It’s been 14 days since my photo shoot and I only got to see a few photos from her camera on that day and have yet to see the finished product. I reached out to the photographer that took them a week ago and have yet to hear back from her.  This worries me, really.  The photos must be hideous, yikes!  I hope I paid her enough as this was not an “in-trade” let’s do this for IG exposure bullshit.  Yeah, I did say that.  I have done those shoots when “influencers” have asked me and yes “they were fun!”  I iwll take practice anytime I can get it.  Every time, I go to text her I freeze up and get scared.  That is where the shyness kicks in.  So, I think I will do a re-shoot in the same dress, at least.  Hopefully, I did nothing to offend her.  Who knows?  She has been posting that she has lots of editing an such on social media but I know how that works so that is why I have given her space.  Luckily I didn’t do boudoir, oh my!  Just cracked myself up!!!  I can do those myself and even throw in a rabbit hat trick.

 

I love this song and am singing it very loudly right now! Take a Picture by Filter.  The band is a little political and had a couple of popular songs in the 90’s.  I really hate to call things one-hit-wonders, it is kind of insulting.    Anyhow, I love these lines

Could you wanna take my picture?
‘Cause I won’t remember
Could you wanna take my picture?
‘Cause I won’t remember
Could you wanna take my picture?
‘Cause I won’t remember
Yeah

Maybe this is because I take so many pictures and I am in so little.  Generally, I will post anything anyone takes of me.  I have no shame as I am blogging, right?

caughtartistsketch48

When I was sick…what am I talking about.  I am still sick, I can lie to myself and smile and laugh and make jokes but the truth is I am sick.  One morning I took about 20 photos with a remote control.  I knew that disability could only last for so long and I needed to find another outlet for work I just couldn’t sit at a desk anymore crunching numbers.  I thought I was good, but maybe that was me being full of myself.  There is one of the photos from this shoot that I am contemplating adding to my project as I am kind of exposed but I caught the bunny in the photo with me.  It’s kind of funny really but one of my favorites of me even though my face is not showing.  I name all my photos and that one I call Hat Trick, so you can only imagine.

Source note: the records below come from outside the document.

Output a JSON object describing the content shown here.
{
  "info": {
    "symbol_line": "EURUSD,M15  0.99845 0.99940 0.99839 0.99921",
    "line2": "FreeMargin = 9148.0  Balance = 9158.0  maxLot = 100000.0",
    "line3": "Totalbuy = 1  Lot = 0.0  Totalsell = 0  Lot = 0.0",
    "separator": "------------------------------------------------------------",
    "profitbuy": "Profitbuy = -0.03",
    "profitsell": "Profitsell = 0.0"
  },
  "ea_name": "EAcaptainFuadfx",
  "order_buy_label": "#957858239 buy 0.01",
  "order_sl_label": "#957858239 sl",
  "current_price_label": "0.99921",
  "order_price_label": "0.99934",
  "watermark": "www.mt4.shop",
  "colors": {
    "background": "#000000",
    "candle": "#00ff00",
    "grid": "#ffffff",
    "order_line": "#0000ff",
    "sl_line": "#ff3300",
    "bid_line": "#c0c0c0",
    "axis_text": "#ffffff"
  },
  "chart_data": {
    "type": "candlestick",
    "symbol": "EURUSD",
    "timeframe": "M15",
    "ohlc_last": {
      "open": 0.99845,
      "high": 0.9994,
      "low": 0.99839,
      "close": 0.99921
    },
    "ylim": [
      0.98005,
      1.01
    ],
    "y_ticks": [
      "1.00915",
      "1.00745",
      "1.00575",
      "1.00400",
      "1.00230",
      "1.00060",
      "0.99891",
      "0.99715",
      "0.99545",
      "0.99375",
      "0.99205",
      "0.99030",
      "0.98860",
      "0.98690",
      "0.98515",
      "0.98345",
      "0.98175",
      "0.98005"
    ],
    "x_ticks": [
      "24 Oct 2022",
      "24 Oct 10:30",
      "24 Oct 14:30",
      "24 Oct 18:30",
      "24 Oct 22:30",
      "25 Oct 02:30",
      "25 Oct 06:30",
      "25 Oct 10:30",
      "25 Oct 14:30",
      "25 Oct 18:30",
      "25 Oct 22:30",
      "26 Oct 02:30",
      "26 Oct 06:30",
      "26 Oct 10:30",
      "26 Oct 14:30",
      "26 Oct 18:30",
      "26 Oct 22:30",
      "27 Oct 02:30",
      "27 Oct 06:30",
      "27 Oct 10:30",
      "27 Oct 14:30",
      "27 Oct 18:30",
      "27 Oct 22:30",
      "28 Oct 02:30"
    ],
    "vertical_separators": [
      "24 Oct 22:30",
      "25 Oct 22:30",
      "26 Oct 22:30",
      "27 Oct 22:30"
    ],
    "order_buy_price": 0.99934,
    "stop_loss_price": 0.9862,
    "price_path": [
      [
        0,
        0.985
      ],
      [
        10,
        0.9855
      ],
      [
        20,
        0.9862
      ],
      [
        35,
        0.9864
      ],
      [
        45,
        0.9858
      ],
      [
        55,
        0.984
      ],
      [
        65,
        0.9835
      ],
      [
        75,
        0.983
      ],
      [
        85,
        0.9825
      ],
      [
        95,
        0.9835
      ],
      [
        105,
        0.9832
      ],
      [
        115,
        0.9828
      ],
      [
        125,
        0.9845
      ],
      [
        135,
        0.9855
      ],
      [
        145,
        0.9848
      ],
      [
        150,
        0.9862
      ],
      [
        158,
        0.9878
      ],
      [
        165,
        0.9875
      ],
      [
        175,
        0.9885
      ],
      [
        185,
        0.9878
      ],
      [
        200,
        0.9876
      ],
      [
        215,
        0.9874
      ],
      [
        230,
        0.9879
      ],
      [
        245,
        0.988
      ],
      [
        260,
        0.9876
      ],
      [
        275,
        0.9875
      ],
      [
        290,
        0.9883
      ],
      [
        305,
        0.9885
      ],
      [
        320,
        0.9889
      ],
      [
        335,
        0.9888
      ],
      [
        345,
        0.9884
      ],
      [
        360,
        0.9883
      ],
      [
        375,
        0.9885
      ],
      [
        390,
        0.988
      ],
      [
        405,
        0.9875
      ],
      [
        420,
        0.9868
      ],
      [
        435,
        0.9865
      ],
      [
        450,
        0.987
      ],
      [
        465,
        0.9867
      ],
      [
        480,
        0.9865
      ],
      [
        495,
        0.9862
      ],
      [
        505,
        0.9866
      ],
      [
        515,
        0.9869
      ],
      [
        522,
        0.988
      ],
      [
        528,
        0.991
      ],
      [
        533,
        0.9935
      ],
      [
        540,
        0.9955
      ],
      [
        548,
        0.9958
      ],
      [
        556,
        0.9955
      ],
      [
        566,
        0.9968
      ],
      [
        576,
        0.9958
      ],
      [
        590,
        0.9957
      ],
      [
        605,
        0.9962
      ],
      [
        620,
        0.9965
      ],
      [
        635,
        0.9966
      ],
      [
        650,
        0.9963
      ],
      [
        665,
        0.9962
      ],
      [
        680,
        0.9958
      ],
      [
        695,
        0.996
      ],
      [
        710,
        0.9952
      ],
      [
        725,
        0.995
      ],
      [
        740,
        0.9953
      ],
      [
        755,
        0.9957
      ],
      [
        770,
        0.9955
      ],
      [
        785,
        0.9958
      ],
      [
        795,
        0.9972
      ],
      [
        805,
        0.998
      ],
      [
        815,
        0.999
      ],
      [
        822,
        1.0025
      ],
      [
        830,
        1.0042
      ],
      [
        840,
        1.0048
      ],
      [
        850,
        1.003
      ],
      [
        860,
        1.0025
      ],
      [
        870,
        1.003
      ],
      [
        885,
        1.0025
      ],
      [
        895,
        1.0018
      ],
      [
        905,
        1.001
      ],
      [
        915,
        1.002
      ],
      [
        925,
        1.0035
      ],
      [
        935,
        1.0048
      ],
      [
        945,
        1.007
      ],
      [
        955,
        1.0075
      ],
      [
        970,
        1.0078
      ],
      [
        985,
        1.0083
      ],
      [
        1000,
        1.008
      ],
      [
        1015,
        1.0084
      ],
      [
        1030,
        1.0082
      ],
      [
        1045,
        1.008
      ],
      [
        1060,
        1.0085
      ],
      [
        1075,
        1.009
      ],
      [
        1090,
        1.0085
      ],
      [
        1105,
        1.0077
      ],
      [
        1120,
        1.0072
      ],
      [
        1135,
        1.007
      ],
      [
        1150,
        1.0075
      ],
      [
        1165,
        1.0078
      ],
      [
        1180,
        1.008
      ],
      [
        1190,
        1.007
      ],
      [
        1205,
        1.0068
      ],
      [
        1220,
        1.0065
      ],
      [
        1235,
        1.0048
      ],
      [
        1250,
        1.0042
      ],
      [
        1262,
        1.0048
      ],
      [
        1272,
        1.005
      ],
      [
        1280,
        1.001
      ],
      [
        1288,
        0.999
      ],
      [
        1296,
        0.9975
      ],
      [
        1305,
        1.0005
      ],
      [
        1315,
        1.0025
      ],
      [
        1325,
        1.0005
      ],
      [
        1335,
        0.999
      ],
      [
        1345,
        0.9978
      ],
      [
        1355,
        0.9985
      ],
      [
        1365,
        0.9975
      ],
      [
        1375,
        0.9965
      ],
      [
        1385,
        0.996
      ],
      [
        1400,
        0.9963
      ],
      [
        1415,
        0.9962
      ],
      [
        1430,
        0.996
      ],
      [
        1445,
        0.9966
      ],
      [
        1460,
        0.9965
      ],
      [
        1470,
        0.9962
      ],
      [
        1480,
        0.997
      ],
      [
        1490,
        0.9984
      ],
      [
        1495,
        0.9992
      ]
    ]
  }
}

Wow, sorry for the dark side that tumbled from my fingers this Thursday morning in the desert.  Jeepers, well look at that!  It is 7:24 AM and I am famished and probably need to put on another pot…yeah pot…oh yeah, every couple of months I go through these cycles of complete and utter hunger and stomach pain. I really wasn’t hungry, really.  Spinal nerves do so much to everything.  This has gone one for years.  Now as I read the CES group pages and other literature about this condition, it is all starting to make sense.  The picture of the puzzle is starting to form.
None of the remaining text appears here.